— Он не разгрыз разницы между
И то же, то же — над полем трав: взгляд, следящий — течение дороги, вяжущий гнев — и перхоть пепла между прядями пламени. Кто-то осложняет окно — лишним временем, смыслом, дымом… И пунцовый, выплеснув за собственные пределы, забрызгал — не подчиненный ему реквизит. И удлинившийся ветер заживляет просвет между вставшими в раме — непреложностью. Уже сто лет — или двести? — пора сорвать болтовню, которая ничего не значит — ни для златоустов, ни для соглядатая — у него отрезаны уши, и имеют достоинство лишь вибрации и скольжение, ломкий жест, апломб и скопидомство роз… несущественные перемены цвета — и все надувающаяся гроза, упрочивая на лицах — свой отблеск. Но как безвременно хороши цвет и отблеск, и гроза, и ломкость, открытые — одному… владеющему — и тем и этим. И затягивается — мнимое спокойствие перед катастрофой… или — ее мнимость. И, послушные чужой воле, — затягивают пустоту, продолжая сорить словами.
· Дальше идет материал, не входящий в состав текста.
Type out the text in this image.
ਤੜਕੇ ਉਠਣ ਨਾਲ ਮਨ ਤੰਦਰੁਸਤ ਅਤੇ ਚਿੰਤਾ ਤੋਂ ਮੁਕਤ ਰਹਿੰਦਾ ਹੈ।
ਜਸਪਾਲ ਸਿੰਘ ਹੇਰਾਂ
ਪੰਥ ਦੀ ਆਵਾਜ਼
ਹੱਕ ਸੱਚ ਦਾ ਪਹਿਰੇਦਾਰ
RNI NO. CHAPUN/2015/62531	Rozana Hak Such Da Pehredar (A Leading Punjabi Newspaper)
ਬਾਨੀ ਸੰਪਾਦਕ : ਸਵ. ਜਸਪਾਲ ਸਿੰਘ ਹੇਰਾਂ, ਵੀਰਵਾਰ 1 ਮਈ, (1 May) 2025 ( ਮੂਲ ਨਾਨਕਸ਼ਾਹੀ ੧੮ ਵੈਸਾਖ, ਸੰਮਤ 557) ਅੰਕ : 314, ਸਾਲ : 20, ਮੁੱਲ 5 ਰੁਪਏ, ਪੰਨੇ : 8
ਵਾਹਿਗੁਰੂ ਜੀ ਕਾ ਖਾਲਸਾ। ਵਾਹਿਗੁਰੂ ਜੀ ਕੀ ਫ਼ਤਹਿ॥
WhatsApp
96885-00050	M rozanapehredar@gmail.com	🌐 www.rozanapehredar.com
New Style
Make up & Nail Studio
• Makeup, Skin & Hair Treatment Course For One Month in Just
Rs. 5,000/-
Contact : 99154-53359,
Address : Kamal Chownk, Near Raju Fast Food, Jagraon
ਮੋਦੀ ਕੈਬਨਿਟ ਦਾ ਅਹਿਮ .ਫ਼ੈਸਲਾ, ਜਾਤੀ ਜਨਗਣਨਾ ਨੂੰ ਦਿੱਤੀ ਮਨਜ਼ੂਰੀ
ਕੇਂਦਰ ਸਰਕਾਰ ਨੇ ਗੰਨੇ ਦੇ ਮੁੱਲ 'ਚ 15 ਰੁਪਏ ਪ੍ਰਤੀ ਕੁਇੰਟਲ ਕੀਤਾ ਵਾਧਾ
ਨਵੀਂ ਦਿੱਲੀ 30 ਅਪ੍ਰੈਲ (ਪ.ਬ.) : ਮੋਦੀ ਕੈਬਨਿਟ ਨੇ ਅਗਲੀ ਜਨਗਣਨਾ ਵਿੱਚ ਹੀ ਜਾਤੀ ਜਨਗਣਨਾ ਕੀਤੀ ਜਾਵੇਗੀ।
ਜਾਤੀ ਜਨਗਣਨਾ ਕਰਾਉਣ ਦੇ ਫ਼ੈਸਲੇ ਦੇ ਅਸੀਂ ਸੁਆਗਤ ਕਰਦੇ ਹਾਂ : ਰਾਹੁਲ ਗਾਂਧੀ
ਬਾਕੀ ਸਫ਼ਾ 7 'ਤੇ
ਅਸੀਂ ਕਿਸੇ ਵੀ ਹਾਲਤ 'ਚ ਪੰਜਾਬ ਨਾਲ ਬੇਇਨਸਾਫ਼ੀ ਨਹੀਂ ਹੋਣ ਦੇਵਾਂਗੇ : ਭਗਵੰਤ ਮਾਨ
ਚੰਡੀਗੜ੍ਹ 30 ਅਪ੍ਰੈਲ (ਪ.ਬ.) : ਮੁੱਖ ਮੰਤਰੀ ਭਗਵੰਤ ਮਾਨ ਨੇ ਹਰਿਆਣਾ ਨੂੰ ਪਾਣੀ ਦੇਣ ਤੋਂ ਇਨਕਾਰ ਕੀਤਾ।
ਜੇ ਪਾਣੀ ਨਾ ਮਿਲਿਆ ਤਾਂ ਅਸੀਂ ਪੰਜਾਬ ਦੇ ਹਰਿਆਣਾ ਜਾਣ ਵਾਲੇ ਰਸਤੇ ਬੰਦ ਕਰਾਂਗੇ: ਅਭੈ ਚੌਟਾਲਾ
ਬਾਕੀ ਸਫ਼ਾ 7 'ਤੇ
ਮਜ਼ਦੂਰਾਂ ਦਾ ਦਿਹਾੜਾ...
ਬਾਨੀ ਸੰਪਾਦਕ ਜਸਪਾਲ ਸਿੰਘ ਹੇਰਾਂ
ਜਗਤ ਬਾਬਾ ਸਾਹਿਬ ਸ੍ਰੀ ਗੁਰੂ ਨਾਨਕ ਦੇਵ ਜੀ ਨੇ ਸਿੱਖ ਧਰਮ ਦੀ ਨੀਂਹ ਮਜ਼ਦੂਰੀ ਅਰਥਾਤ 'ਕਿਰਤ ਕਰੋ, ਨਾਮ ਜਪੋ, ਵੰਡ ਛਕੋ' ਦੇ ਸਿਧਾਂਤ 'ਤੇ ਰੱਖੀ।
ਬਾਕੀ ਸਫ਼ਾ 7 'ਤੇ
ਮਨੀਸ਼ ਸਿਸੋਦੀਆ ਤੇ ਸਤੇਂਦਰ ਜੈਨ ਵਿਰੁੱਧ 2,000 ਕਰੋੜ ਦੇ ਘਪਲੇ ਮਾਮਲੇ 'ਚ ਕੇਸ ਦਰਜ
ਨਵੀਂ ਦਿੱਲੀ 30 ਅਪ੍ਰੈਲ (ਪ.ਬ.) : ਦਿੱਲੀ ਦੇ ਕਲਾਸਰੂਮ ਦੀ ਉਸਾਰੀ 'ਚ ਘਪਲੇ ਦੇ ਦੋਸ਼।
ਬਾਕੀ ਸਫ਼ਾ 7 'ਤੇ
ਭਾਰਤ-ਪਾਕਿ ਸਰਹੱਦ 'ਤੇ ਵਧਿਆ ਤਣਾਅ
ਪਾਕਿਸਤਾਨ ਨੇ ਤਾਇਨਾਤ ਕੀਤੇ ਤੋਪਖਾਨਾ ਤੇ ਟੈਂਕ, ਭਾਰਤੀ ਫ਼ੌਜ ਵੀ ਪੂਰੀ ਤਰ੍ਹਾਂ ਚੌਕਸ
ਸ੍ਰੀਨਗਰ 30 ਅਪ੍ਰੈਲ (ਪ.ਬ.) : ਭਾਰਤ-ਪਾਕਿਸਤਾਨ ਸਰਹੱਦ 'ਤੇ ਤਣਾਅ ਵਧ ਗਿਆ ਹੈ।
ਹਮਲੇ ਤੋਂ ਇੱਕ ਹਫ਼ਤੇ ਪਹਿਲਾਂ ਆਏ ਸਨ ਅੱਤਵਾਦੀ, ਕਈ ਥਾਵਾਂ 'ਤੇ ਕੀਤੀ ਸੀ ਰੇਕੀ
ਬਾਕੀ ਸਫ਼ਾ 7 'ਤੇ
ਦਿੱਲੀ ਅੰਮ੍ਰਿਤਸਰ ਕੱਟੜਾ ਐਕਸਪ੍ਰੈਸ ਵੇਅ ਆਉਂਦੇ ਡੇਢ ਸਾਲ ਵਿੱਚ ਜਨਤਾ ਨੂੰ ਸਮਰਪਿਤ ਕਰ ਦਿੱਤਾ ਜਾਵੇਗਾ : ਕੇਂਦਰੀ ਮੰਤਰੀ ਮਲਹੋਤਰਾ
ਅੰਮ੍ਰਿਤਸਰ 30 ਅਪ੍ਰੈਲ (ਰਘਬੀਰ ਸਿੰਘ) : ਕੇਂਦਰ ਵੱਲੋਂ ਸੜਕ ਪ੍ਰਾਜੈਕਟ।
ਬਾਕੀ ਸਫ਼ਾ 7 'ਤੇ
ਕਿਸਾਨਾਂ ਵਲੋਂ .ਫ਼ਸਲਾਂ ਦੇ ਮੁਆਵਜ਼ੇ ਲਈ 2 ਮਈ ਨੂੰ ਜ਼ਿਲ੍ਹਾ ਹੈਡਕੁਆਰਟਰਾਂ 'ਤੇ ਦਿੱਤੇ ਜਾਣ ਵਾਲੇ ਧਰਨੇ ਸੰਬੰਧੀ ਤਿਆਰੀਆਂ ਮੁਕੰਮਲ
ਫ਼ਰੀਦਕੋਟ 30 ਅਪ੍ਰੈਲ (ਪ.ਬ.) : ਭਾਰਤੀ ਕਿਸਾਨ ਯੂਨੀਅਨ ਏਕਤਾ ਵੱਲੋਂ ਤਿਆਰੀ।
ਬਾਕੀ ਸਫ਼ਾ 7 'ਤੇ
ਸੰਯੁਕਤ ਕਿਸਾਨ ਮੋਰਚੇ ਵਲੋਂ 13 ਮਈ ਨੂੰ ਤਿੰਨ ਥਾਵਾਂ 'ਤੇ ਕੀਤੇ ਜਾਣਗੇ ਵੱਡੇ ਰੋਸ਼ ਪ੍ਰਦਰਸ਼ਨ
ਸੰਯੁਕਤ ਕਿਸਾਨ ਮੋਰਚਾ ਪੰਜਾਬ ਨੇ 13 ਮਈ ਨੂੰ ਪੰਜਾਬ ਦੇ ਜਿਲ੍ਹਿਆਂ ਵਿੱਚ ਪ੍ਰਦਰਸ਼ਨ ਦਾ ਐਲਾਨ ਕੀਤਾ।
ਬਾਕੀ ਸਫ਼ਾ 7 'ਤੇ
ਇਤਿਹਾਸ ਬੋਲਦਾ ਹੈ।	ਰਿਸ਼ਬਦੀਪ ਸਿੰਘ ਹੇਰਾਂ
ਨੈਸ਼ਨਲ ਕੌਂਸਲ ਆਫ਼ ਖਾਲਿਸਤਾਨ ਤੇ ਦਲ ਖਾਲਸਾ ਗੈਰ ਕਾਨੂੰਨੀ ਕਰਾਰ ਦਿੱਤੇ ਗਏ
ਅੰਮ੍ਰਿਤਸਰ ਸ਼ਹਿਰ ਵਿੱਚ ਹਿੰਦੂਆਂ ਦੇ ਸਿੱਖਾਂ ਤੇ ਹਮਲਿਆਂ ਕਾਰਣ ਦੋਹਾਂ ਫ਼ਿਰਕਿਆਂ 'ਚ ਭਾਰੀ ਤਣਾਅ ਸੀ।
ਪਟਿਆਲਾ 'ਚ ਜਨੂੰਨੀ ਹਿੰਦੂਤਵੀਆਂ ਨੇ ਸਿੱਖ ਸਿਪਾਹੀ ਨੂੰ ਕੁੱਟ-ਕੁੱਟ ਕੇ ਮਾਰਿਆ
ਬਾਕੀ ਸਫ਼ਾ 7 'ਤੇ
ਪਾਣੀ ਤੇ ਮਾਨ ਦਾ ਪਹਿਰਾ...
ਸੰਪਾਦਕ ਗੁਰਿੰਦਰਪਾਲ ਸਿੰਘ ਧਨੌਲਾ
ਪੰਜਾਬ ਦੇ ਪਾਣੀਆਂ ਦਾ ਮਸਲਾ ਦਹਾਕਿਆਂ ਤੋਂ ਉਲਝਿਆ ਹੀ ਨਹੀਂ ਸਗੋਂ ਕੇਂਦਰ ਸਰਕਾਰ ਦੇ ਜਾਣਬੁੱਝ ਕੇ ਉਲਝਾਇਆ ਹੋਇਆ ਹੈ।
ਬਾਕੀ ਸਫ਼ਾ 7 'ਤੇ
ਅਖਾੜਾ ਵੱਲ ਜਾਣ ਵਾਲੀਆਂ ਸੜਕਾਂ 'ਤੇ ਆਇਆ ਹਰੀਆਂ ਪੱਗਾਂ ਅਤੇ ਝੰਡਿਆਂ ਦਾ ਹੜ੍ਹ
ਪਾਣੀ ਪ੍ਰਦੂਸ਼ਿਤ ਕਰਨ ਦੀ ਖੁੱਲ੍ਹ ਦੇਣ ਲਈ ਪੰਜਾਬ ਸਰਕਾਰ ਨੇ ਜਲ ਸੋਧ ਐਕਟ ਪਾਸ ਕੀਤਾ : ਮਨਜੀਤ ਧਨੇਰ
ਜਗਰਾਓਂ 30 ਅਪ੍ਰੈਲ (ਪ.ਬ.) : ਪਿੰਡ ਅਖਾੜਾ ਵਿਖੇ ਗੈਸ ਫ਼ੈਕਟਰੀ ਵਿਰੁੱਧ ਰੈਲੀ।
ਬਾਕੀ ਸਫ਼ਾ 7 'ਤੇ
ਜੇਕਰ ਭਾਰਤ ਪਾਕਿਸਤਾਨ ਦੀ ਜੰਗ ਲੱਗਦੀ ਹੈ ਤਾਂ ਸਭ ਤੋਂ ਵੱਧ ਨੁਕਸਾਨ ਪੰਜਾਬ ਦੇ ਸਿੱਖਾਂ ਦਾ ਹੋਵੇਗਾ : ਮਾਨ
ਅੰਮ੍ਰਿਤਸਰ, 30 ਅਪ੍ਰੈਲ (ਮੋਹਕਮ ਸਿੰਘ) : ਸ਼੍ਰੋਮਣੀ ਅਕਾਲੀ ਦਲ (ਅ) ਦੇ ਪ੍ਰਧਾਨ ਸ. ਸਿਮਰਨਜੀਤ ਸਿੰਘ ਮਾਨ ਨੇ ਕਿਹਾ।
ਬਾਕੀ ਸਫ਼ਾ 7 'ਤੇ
— Одному из моих слепых предшественников — там, на площадке… старая дама поведала о неком учителе, чьи близкие тоже вдруг пропали из виду. Он гнал их гулкие, улетающие одежды и, вцепившись в особо увиливающий, беспозвоночный плащ, дал ему — встрепку… и из кармана выпал, шурша, в его ладонь стручок с горохом «сустак-форте». Старик не был уверен, что определил принадлежность плаща. Но с тех пор безумец крался за тайнами карманов — и был вознагражден: в каждом подозреваемом кармане отыскивался такой стручок — сустак-форте или сустак-митте… И подслушивал в истончившихся процессиях чью-то тему — то громче, то тише: трагическую музыку жизни… — и пауза, дым. — А кто — шалун Сева?
— Мой второй мм-м… старший брат. Тот, что торчит в желтом кресле и заносит на лист выражения гражданской позиции.
—
— На прошлых выборах теща сказала ему: будешь голосовать против коммунистов — соберешь шмотки и переедешь к Полине. Образуем другого самца… Бывшая теща заведует народным образованием. Сева нашумел очерком о новаторской школе: молодые педагогички, положительная динамика… пластика… А на днях эта народница… старая комсомольская лапша, как зовет ее Сева, явилась к нам с новостями: ты еще помнишь воспетую тобой Ольгу Юрьевну, что влекла детей — к идеализму и устраивала волнения юных сердец? Ну, Всеволод, такая пышка! Поскольку ее открытый урок «Лев Толстой» собрал всех, кроме Льва, ее низложили из словесников — в воспитатели. И она ушла из школы — в секту. Ведет таинственный образ жизни, питается снедью зеленых оттенков и высохла, как щепка! Однажды ночью она приехала к твоей жене Тате, требуя — тебя. Мы объяснили: ты вышел, но вот-вот вернешься — куда ты денешься? И она осталась ждать. Утром Тата должна собрать твоего сына в школу, а себя — на работу, деду пора — в институт, мне — в роно, а Ольга Юрьевна сидит у нас посреди столовой, возомнив себя лотосом, — и никуда не торопится. Возможно, ты помнишь и Марианну Сергеевну, ибо восхищался, что в школе — штатный психолог, напирая — на особенный силуэт… ах, профиль? У нее посадили сына — за кражу чести. Правда, она уверяет, что мальчик не виноват: ему попалась не жертва, а провокаторша царской охранки! А баскетбольная девица — передовой директор, совсем забыла! Она обнародовала через твое перо, как счастлива с третьим мужем — на семь лет юнее… Так юноша бежал от счастья, а она наплевала на подрастающее поколение, отрезала грудь и стала амазонкой…
Пауза. Ветреный звон маковых коробок… И Полина опять опускает вязание.
— Не означает ли твое отсутствие здесь — присутствия на волейбольной площадке, в сетях, натянутых — меж стволами, как на мух?
— Сегодня в двадцать два я исчезну отовсюду. Хочешь перенести на завтра?
— Завтра мир будет другой, — говорит Полина. — Возможно, затребуют героизм, чтобы внести в него — наш город, это окно и схождение тьмы — в тот же час. Многовато составляющих.
— Чужие мысли, чужие карманы… птичий пух — целая практика!
— Я и вяжу — целое, мне скучно крохоборство дроби, — говорит Полина. — Пуховые, белоснежные смирительные рубашки — на целый город… И он легче пуха смирится с твоим побегом.